I’ve just been listening to the B(ritish)BC’s Talkback, where three journalists were discussing with the presenter a. hugely intriguing matter, in the light of the Donaldson story: what were journalists allowed to write or say about Donaldson’s drinking habits back in the day, his sexual partners and loads more? The conclusion was that they could say just about anything now, since Jeffrey has no character left to be maligned, but back then it was different.
I find these ethical and legal matters absorbing, but always end up just a little frustrated. For example, have you heard any discussion on air about the selection of what is news? Obviously not everything that happens can be reported, so how do they choose what’s selected and not selected?
Which takes us to the famous balance. Was balance observed throughout the reporting of the Troubles, or was reporting based on a range of Establishment givens?
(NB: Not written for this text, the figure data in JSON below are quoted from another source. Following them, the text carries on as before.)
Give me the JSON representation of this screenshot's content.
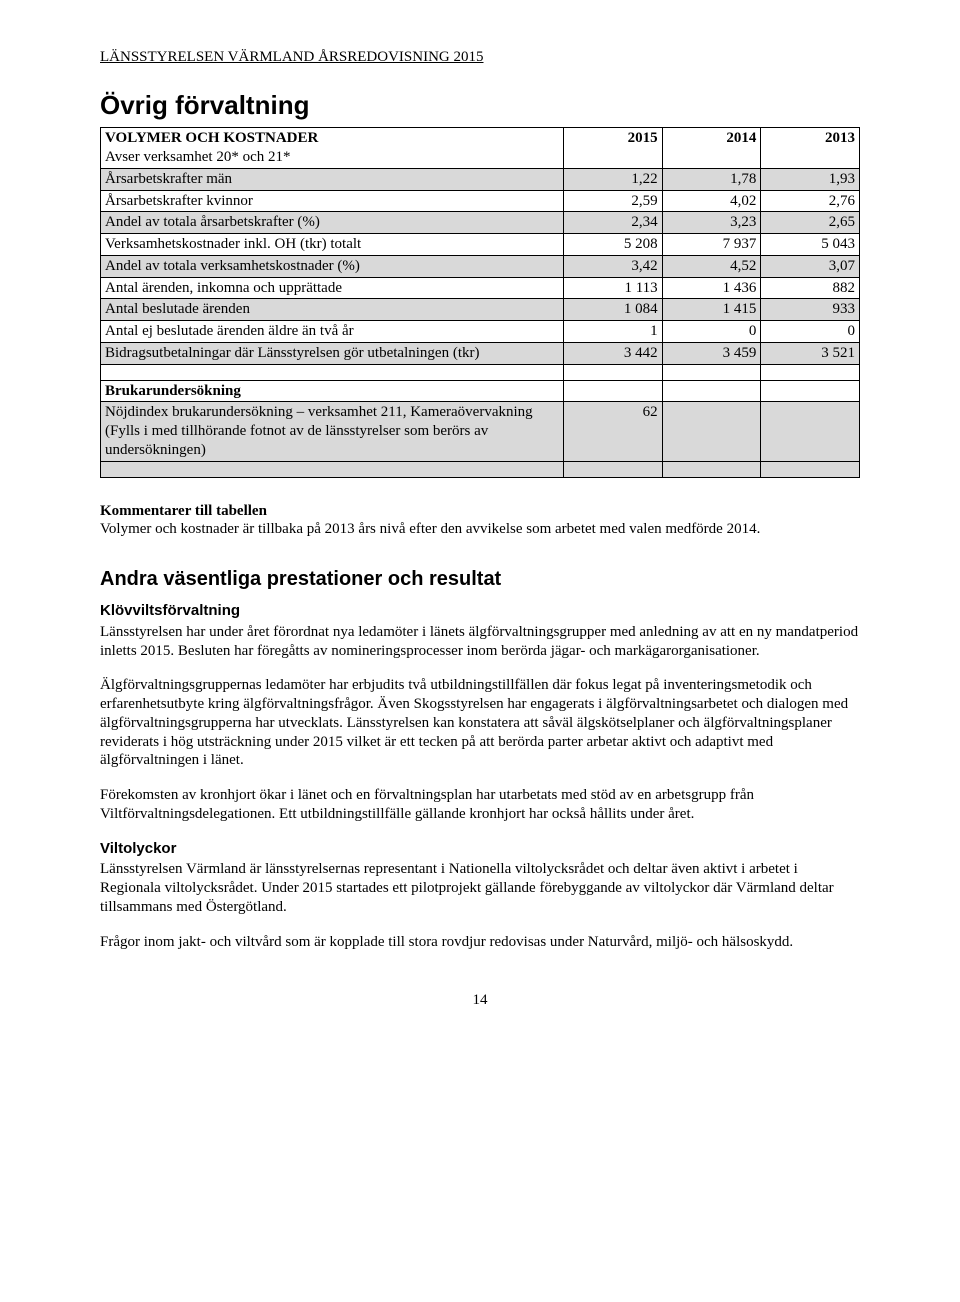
{
  "header": "LÄNSSTYRELSEN VÄRMLAND ÅRSREDOVISNING 2015",
  "title": "Övrig förvaltning",
  "table": {
    "header_label": "VOLYMER OCH KOSTNADER",
    "header_sub": "Avser verksamhet 20* och 21*",
    "years": [
      "2015",
      "2014",
      "2013"
    ],
    "rows": [
      {
        "label": "Årsarbetskrafter män",
        "vals": [
          "1,22",
          "1,78",
          "1,93"
        ],
        "shaded": true
      },
      {
        "label": "Årsarbetskrafter kvinnor",
        "vals": [
          "2,59",
          "4,02",
          "2,76"
        ],
        "shaded": false
      },
      {
        "label": "Andel av totala årsarbetskrafter (%)",
        "vals": [
          "2,34",
          "3,23",
          "2,65"
        ],
        "shaded": true
      },
      {
        "label": "Verksamhetskostnader inkl. OH (tkr) totalt",
        "vals": [
          "5 208",
          "7 937",
          "5 043"
        ],
        "shaded": false
      },
      {
        "label": "Andel av totala verksamhetskostnader (%)",
        "vals": [
          "3,42",
          "4,52",
          "3,07"
        ],
        "shaded": true
      },
      {
        "label": "Antal ärenden, inkomna och upprättade",
        "vals": [
          "1 113",
          "1 436",
          "882"
        ],
        "shaded": false
      },
      {
        "label": "Antal beslutade ärenden",
        "vals": [
          "1 084",
          "1 415",
          "933"
        ],
        "shaded": true
      },
      {
        "label": "Antal ej beslutade ärenden äldre än två år",
        "vals": [
          "1",
          "0",
          "0"
        ],
        "shaded": false
      },
      {
        "label": "Bidragsutbetalningar där Länsstyrelsen gör utbetalningen (tkr)",
        "vals": [
          "3 442",
          "3 459",
          "3 521"
        ],
        "shaded": true
      }
    ],
    "survey_header": "Brukarundersökning",
    "survey_label": "Nöjdindex brukarundersökning – verksamhet 211, Kameraövervakning (Fylls i med tillhörande fotnot av de länsstyrelser som berörs av undersökningen)",
    "survey_vals": [
      "62",
      "",
      ""
    ]
  },
  "comments": {
    "title": "Kommentarer till tabellen",
    "text": "Volymer och kostnader är tillbaka på 2013 års nivå efter den avvikelse som arbetet med valen medförde 2014."
  },
  "section2_title": "Andra väsentliga prestationer och resultat",
  "klov": {
    "title": "Klövviltsförvaltning",
    "p1": "Länsstyrelsen har under året förordnat nya ledamöter i länets älgförvaltningsgrupper med anledning av att en ny mandatperiod inletts 2015. Besluten har föregåtts av nomineringsprocesser inom berörda jägar- och markägarorganisationer.",
    "p2": "Älgförvaltningsgruppernas ledamöter har erbjudits två utbildningstillfällen där fokus legat på inventeringsmetodik och erfarenhetsutbyte kring älgförvaltningsfrågor. Även Skogsstyrelsen har engagerats i älgförvaltningsarbetet och dialogen med älgförvaltningsgrupperna har utvecklats. Länsstyrelsen kan konstatera att såväl älgskötselplaner och älgförvaltningsplaner reviderats i hög utsträckning under 2015 vilket är ett tecken på att berörda parter arbetar aktivt och adaptivt med älgförvaltningen i länet.",
    "p3": "Förekomsten av kronhjort ökar i länet och en förvaltningsplan har utarbetats med stöd av en arbetsgrupp från Viltförvaltningsdelegationen. Ett utbildningstillfälle gällande kronhjort har också hållits under året."
  },
  "vilt": {
    "title": "Viltolyckor",
    "p1": "Länsstyrelsen Värmland är länsstyrelsernas representant i Nationella viltolycksrådet och deltar även aktivt i arbetet i Regionala viltolycksrådet. Under 2015 startades ett pilotprojekt gällande förebyggande av viltolyckor där Värmland deltar tillsammans med Östergötland.",
    "p2": "Frågor inom jakt- och viltvård som är kopplade till stora rovdjur redovisas under Naturvård, miljö- och hälsoskydd."
  },
  "page_number": "14"
}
Were certain expressions like ‘the province’ (geographically inaccurate) frequently employed, whereas any B(ritish)BC journalist who used on air the term ‘the six counties’ (geographically accurate) would have had to have his/her mouth washed out with detergent?
Or what about if a politician addresses someone using code? Like, say, allowing one guest in a discussion to call another ‘a rebel’, which most people would recognise as code for ‘an IRA volunteer’? Are guests protected from that, or is it just allowed to slide?
And finally there’s the uncomfortable truth and what to do with it. Supposing someone writes an account of an incident, all of it factually correct, but containing an uncomfortable truth. What happens then? Would it be conceivable that the B(ritish)BC management would meet with those who didn’t like the unpopular truth/fact and succumb to their pressure never to allow the writer of such inconvenient facts back on air again?
These are purely hypothetical situations, of course, so maybe that’s why the B(ritish)BC doesn’t discuss such matters.


Ah yes, in Northern Ireland language is everything. But the way the word “volunteer” is used in Northern Ireland is totally repugnant. Using the word “volunteer” makes it sound like those young men were giving up their free time in the evenings, out of the goodness of their hearts, to go out and commit a few murders on behalf of the community.
People who work for the Red Cross and St John’s Ambulance are volunteers. But the so called “volunteers” in Northern Ireland were criminals and murders, who were so cowardly that they hid their faces behind masks. Utterly repugnant and abhorrent.
Let us reserve the word “volunteer” for those truly deserving of that word.
Volunteers can also show great courage, taking on a more powerful yet morally inferior foe. Some terrorists can be lauded as great generals, handed various honours, state pensions, given seats in the House of Lords. That does not confer legitimacy on them. It is all political. Every party involved in the conflict supported political violence of one kind of another. There were not many pacifists here.